Southwestern Welcomes Four New Faculty Members
In addition to a new president, Southwestern is welcoming four new faculty members this fall.
Two of the new faculty members will be teaching in the Department of Economics and Business. They are Katherine Grooms, assistant professor of economics, and Patrick Van Horn, assistant professor of economics.
Grooms recently received her Ph.D. in economics from the University of California at Santa Barbara. She received her undergraduate degree in business administration from Trinity University in San Antonio.
Grooms is an environmental economist and will be teaching classes this fall on Environmental Economics and Econometrics. Her research focuses on enforcement of environmental policies such as the Clean Water Act.
Van Horn is an economic historian. He received his undergraduate degree in economics from Stephen F. Austin State University and his Ph.D. in economics from the University of California at Irvine.
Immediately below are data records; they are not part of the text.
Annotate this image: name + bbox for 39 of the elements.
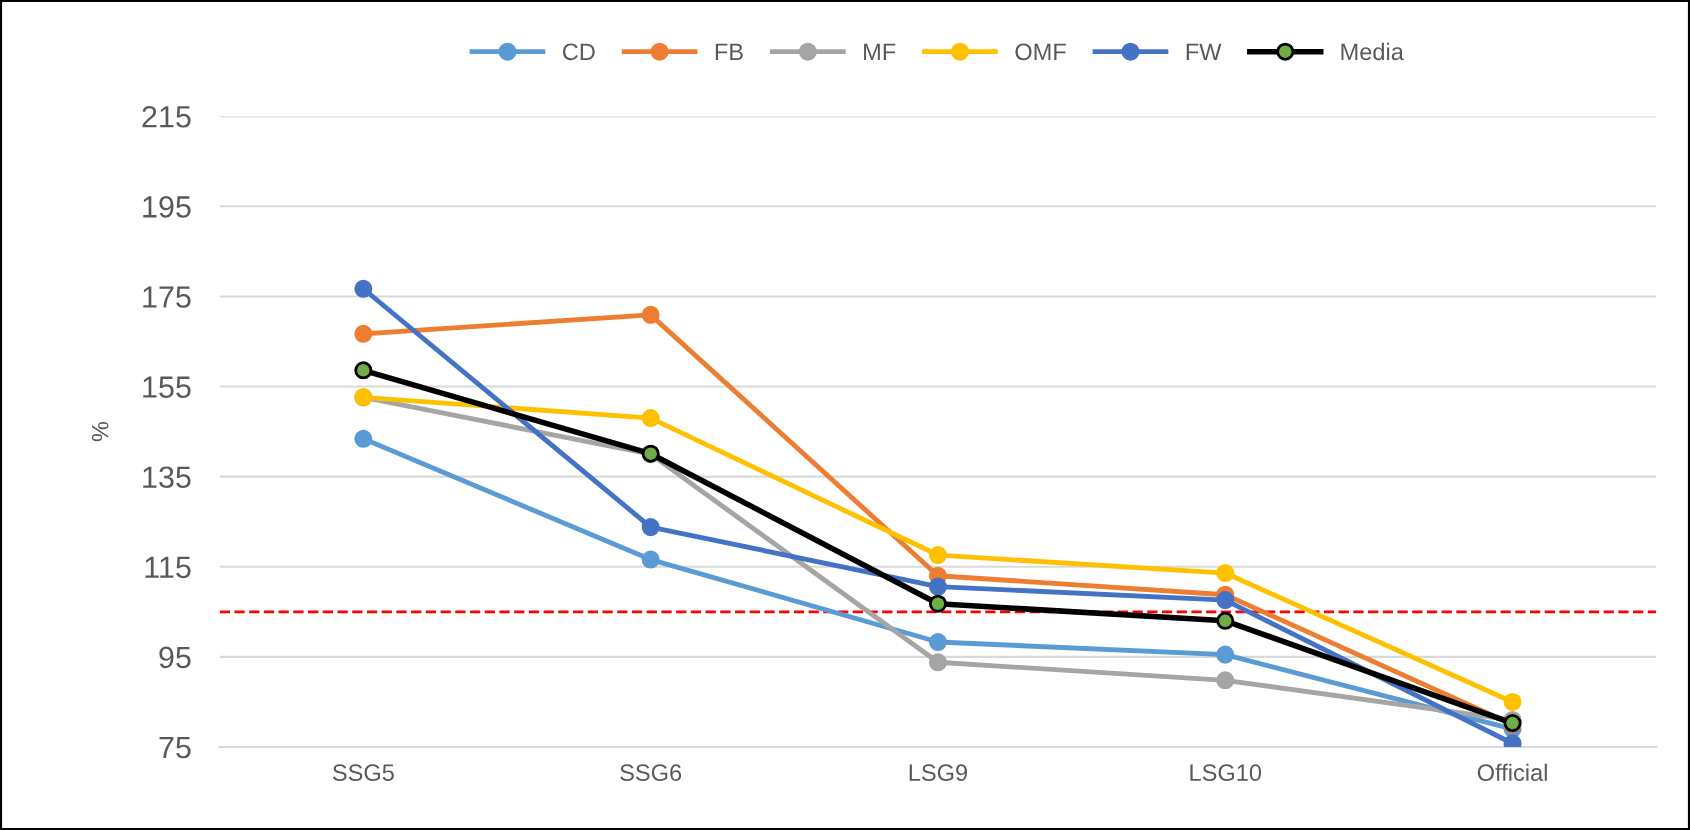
x-tick-label: SSG6 <box>620 764 682 782</box>
point <box>928 546 947 565</box>
point <box>354 279 373 298</box>
legend-label: OMF <box>1015 43 1066 61</box>
legend-label: CD <box>562 43 595 61</box>
y-axis-title: % <box>91 421 109 442</box>
y-tick-label: 95 <box>159 646 191 669</box>
point <box>928 632 947 652</box>
y-tick-label: 115 <box>145 556 191 579</box>
point <box>641 305 660 324</box>
point <box>354 429 373 448</box>
point <box>641 409 660 428</box>
legend-label: FB <box>715 43 743 60</box>
point <box>641 550 660 569</box>
point <box>1216 611 1235 630</box>
y-tick-label: 195 <box>143 196 191 218</box>
y-tick-label: 75 <box>159 737 191 759</box>
point <box>1216 564 1235 583</box>
x-tick-label: Official <box>1477 763 1547 782</box>
point <box>641 518 660 537</box>
point <box>928 653 947 672</box>
legend-label: FW <box>1186 43 1222 60</box>
x-tick-label: SSG5 <box>332 764 394 782</box>
point <box>928 594 947 613</box>
x-tick-label: LSG10 <box>1190 764 1262 782</box>
point <box>354 361 373 380</box>
point <box>354 324 373 343</box>
y-tick-label: 135 <box>143 466 191 489</box>
y-tick-label: 155 <box>143 376 191 398</box>
y-tick-label: 175 <box>143 286 191 308</box>
y-tick-label: 215 <box>142 105 191 128</box>
point <box>1216 671 1235 690</box>
legend-label: MF <box>864 43 896 60</box>
point <box>1216 645 1235 664</box>
x-tick-label: LSG9 <box>909 764 968 782</box>
legend-label: Media <box>1341 42 1404 61</box>
point <box>1503 692 1522 711</box>
point <box>1216 591 1235 610</box>
point <box>928 577 947 596</box>
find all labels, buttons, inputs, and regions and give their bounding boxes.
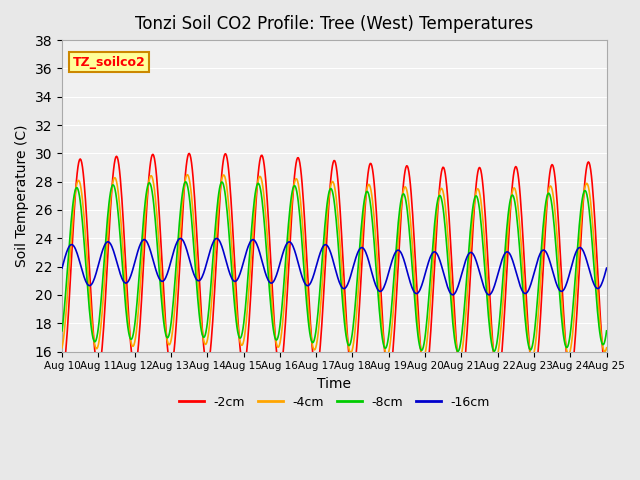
Text: TZ_soilco2: TZ_soilco2	[73, 56, 146, 69]
X-axis label: Time: Time	[317, 377, 351, 391]
Title: Tonzi Soil CO2 Profile: Tree (West) Temperatures: Tonzi Soil CO2 Profile: Tree (West) Temp…	[135, 15, 533, 33]
Legend: -2cm, -4cm, -8cm, -16cm: -2cm, -4cm, -8cm, -16cm	[173, 391, 495, 414]
Y-axis label: Soil Temperature (C): Soil Temperature (C)	[15, 125, 29, 267]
He taught economics at the University of Michigan-Dearborn from 2007-2010 and at The New College of Florida from 2010 until this year.
Van Horn will be teaching Finance and History of Financial Crises this fall. He said he is glad to be back in Texas.
“I was born and raised in Houston and we had a weekend house on Lake Travis since I was 6 years old,” he said. “I always wanted to get back to Texas at some point and really wanted it to be in the Austin area. I never thought that would happen until I saw the job posted for Southwestern. My best friend and best man went to Southwestern for his undergraduate degree, so I had been to the campus many times and knew how good of a school it was.”
Michael Gesinski is joining the Department of Chemistry and Biochemistry as an assistant professor of chemistry. Gesinski earned his undergraduate degree from Rice University and his Ph.D. at UC-Irvine. He just completed a postdoctoral fellowship at UC-Berkeley in the laboratory of F. Dean Toste, professor of chemistry.
Gesinski will be teaching Organic Chemistry. His research interests focus on utilizing synthetic organic chemistry to solve problems of industrial and biological importance. He is particularly interested in utilizing organotitanium and organogold chemistry to synthesize environmentally benign pesticides that help alleviate parasitic diseases such as malaria and schistosomiasis.
Jessica Hower is joining the History Department as an assistant professor of history. This fall she will be teaching classes in British History since 1688 and the History of Early Modern Europe. Hower earned her undergraduate degree in history and political science from Union College in New York and her Ph.D. in history from Georgetown University.
Hower said she is excited to be joining the faculty at the same time that Southwestern is welcoming a new president and re-imagining its Paideia program.
“From the moment I first stepped foot on campus, I found myself enamored with and energized by the atmosphere at Southwestern,” she said. “The university really puts together everything that is wonderful about a small, liberal arts education − like small class sizes, close student-faculty interactions, and well-rounded, interdisciplinary study to name only a few − and multiplies that, several fold, while retaining the commitment to rigorous scholarship, specialization, and faculty development that is usually the mainstay of a much larger school.”